The Use and Abuse of History   /   Summer 2022   /    Book Review

The Dream of Electric Sheep

And we don’t want to wake up.

Ryan Kemp

Ramelli’s reading wheel, Science History Images/Alamy Stock Photo.

We’ve got the Internet all wrong. Its raison d’être is not, as Mark Zuckerberg claims for his own corporation, to “strengthen our social fabric and bring the world closer together.” To the contrary, the Internet is a pernicious disease. It is—as Justin E.H. Smith argues in his new book, The Internet Is Not What You Think It Is—thoroughly “anti-human.”

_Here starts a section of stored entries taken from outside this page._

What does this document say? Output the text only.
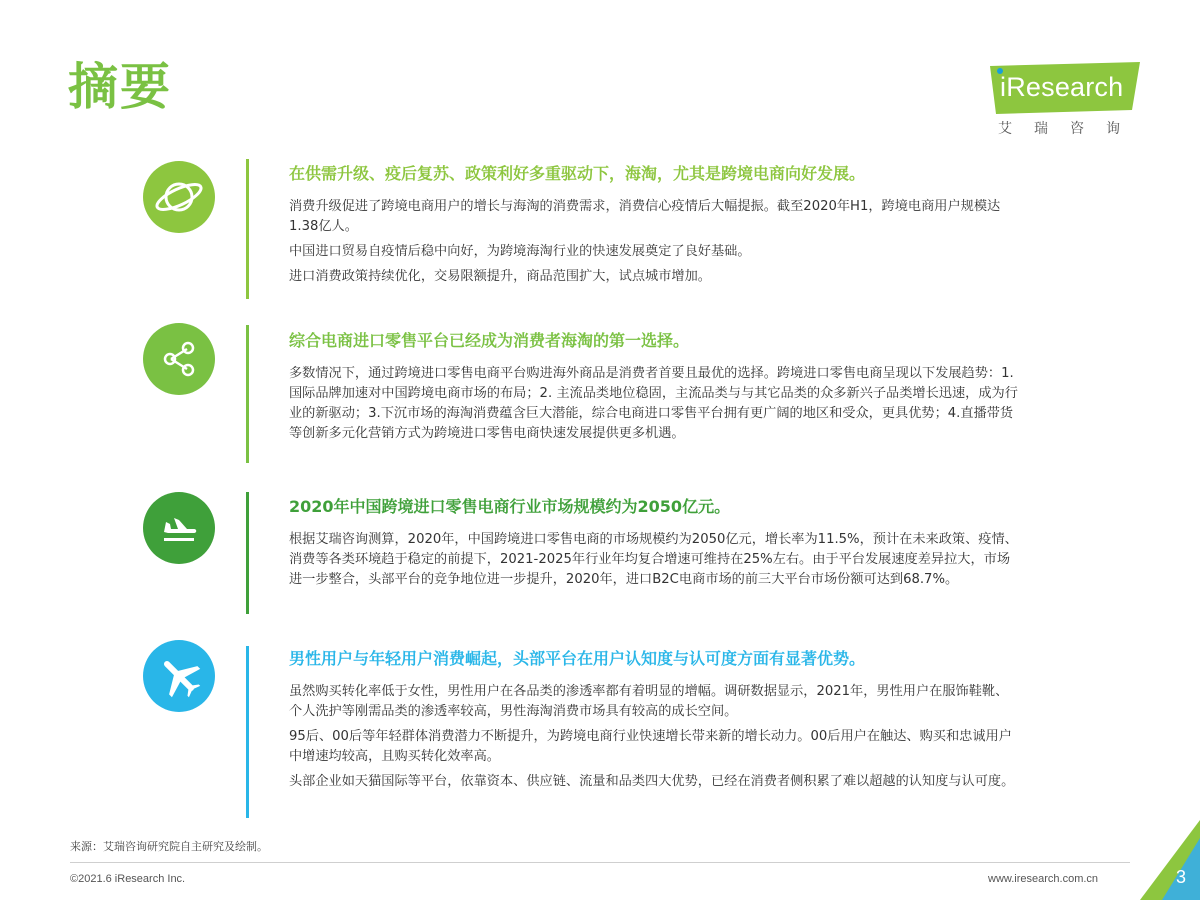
摘要	iResearch
艾瑞咨询
在供需升级、疫后复苏、政策利好多重驱动下，海淘，尤其是跨境电商向好发展。

消费升级促进了跨境电商用户的增长与海淘的消费需求，消费信心疫情后大幅提振。截至2020年H1，跨境电商用户规模达1.38亿人。

中国进口贸易自疫情后稳中向好，为跨境海淘行业的快速发展奠定了良好基础。

进口消费政策持续优化，交易限额提升，商品范围扩大，试点城市增加。

综合电商进口零售平台已经成为消费者海淘的第一选择。

多数情况下，通过跨境进口零售电商平台购进海外商品是消费者首要且最优的选择。跨境进口零售电商呈现以下发展趋势：1.国际品牌加速对中国跨境电商市场的布局；2. 主流品类地位稳固，主流品类与与其它品类的众多新兴子品类增长迅速，成为行业的新驱动；3.下沉市场的海淘消费蕴含巨大潜能，综合电商进口零售平台拥有更广阔的地区和受众，更具优势；4.直播带货等创新多元化营销方式为跨境进口零售电商快速发展提供更多机遇。

2020年中国跨境进口零售电商行业市场规模约为2050亿元。

根据艾瑞咨询测算，2020年，中国跨境进口零售电商的市场规模约为2050亿元，增长率为11.5%，预计在未来政策、疫情、消费等各类环境趋于稳定的前提下，2021-2025年行业年均复合增速可维持在25%左右。由于平台发展速度差异拉大，市场进一步整合，头部平台的竞争地位进一步提升，2020年，进口B2C电商市场的前三大平台市场份额可达到68.7%。

男性用户与年轻用户消费崛起，头部平台在用户认知度与认可度方面有显著优势。

虽然购买转化率低于女性，男性用户在各品类的渗透率都有着明显的增幅。调研数据显示，2021年，男性用户在服饰鞋靴、个人洗护等刚需品类的渗透率较高，男性海淘消费市场具有较高的成长空间。

95后、00后等年轻群体消费潜力不断提升，为跨境电商行业快速增长带来新的增长动力。00后用户在触达、购买和忠诚用户中增速均较高，且购买转化效率高。

头部企业如天猫国际等平台，依靠资本、供应链、流量和品类四大优势，已经在消费者侧积累了难以超越的认知度与认可度。

来源：艾瑞咨询研究院自主研究及绘制。
©2021.6 iResearch Inc.	www.iresearch.com.cn	3
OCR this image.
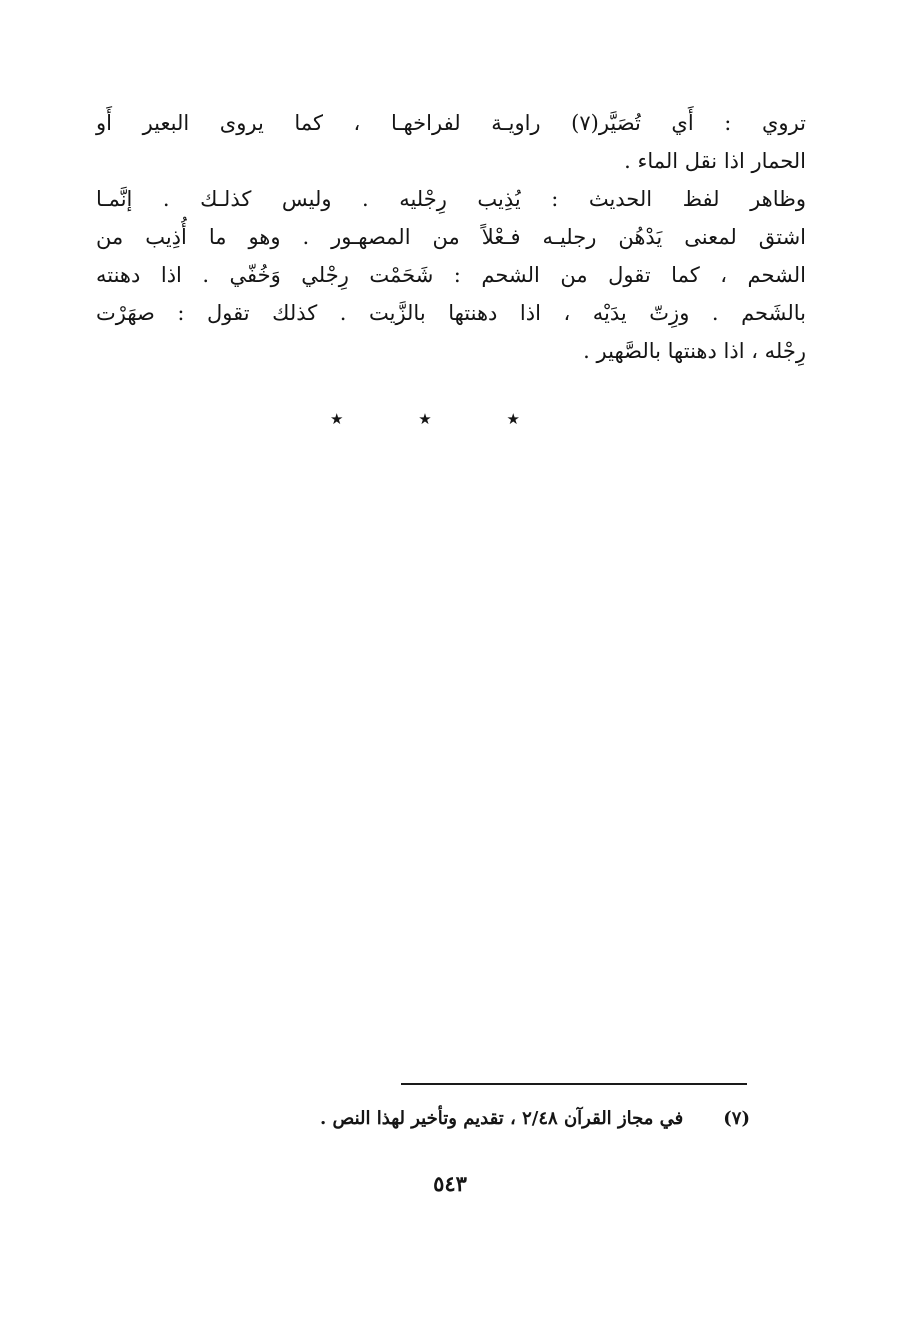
تروي : أَي تُصَيَّر(٧) راويـة لفراخهـا ، كما يروى البعير أَو
الحمار اذا نقل الماء .
وظاهر لفظ الحديث : يُذِيب رِجْليه . وليس كذلـك . إنَّمـا
اشتق لمعنى يَدْهُن رجليـه فـعْلاً من المصهـور . وهو ما أُذِيب من
الشحم ، كما تقول من الشحم : شَحَمْت رِجْلي وَخُفّي . اذا دهنته
بالشَحم . وزِتّ يدَيْه ، اذا دهنتها بالزَّيت . كذلك تقول : صهَرْت
رِجْله ، اذا دهنتها بالصَّهير .
★	★	★
(٧)
في مجاز القرآن ٢/٤٨ ، تقديم وتأخير لهذا النص .
٥٤٣
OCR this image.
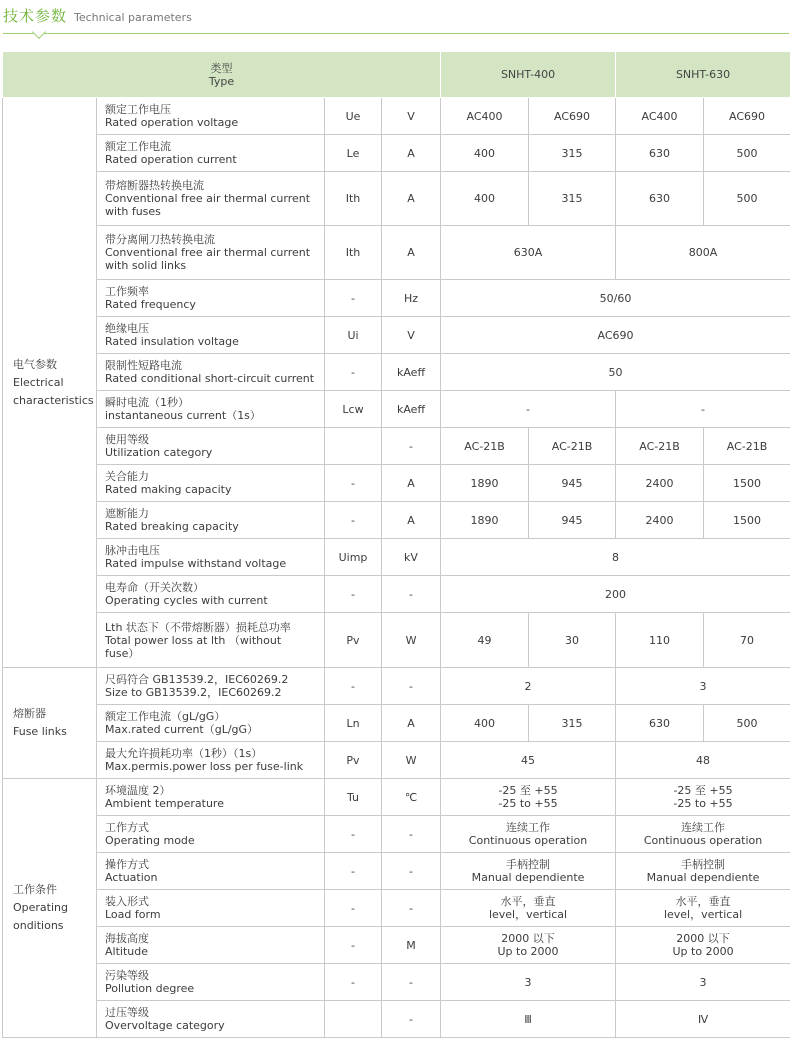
技术参数 Technical parameters
类型
Type				SNHT-400		SNHT-630	

电气参数
Electrical
characteristics	额定工作电压
Rated operation voltage	Ue	V	AC400	AC690	AC400	AC690

	额定工作电流
Rated operation current	Le	A	400	315	630	500

	带熔断器热转换电流
Conventional free air thermal current
with fuses	Ith	A	400	315	630	500

	带分离闸刀热转换电流
Conventional free air thermal current
with solid links	Ith	A	630A		800A	

	工作频率
Rated frequency	-	Hz	50/60			

	绝缘电压
Rated insulation voltage	Ui	V	AC690			

	限制性短路电流
Rated conditional short-circuit current	-	kAeff	50			

	瞬时电流（1秒）
instantaneous current（1s）	Lcw	kAeff	-		-	

	使用等级
Utilization category		-	AC-21B	AC-21B	AC-21B	AC-21B

	关合能力
Rated making capacity	-	A	1890	945	2400	1500

	遮断能力
Rated breaking capacity	-	A	1890	945	2400	1500

	脉冲击电压
Rated impulse withstand voltage	Uimp	kV	8			

	电寿命（开关次数）
Operating cycles with current	-	-	200			

	Lth 状态下（不带熔断器）损耗总功率
Total power loss at lth （without
fuse）	Pv	W	49	30	110	70

熔断器
Fuse links	尺码符合 GB13539.2，IEC60269.2
Size to GB13539.2，IEC60269.2	-	-	2		3	

	额定工作电流（gL/gG）
Max.rated current（gL/gG）	Ln	A	400	315	630	500

	最大允许损耗功率（1秒）（1s）
Max.permis.power loss per fuse-link	Pv	W	45		48	

工作条件
Operating
onditions	环境温度 2）
Ambient temperature	Tu	℃	-25 至 +55
-25 to +55		-25 至 +55
-25 to +55	

	工作方式
Operating mode	-	-	连续工作
Continuous operation		连续工作
Continuous operation	

	操作方式
Actuation	-	-	手柄控制
Manual dependiente		手柄控制
Manual dependiente	

	装入形式
Load form	-	-	水平，垂直
level，vertical		水平，垂直
level，vertical	

	海拔高度
Altitude	-	M	2000 以下
Up to 2000		2000 以下
Up to 2000	

	污染等级
Pollution degree	-	-	3		3	

	过压等级
Overvoltage category		-	Ⅲ		Ⅳ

The problem is straightforward: The Internet as we know and use it in our daily lives (the realm of Facebook, Google, Twitter, etc.) significantly limits our capacity for freedom in all the various and complex senses of the term. We might think about the proliferation of action-constraining algorithms and ubiquitous surveillance. Smith, a professor of philosophy at the University of Paris, admits that these things undermine our well-being, but he focuses instead on the so-called crisis of attention: the idea that the Internet is ferociously adept at cultivating distraction.

The intensity of our collective distraction is historically unprecedented, and for obvious reasons. Most importantly, the power players in our online experience—the pillars of what Smith calls the “phenomenological Internet”—are financially invested, and deeply so, in training users to flit quickly and continuously from one hyperlinked stimulus to another. This activity, online flitting, thrives on baiting inclinations that rarely reflect our best selves. (I really need to finish writing this essay, but—look!—photos of Kendrick Lamar’s beachside estate. Or, on your part, the herculean effort it takes to read this review without lapsing into skim mode or taking a YouTube retreat.) The satisfaction of immediate desires does, however, offer significant chemical rewards, and, over time, these dopamine drops create brain ruts that make sustained progress on life’s more enduring (and, presumably, significant) projects all the harder.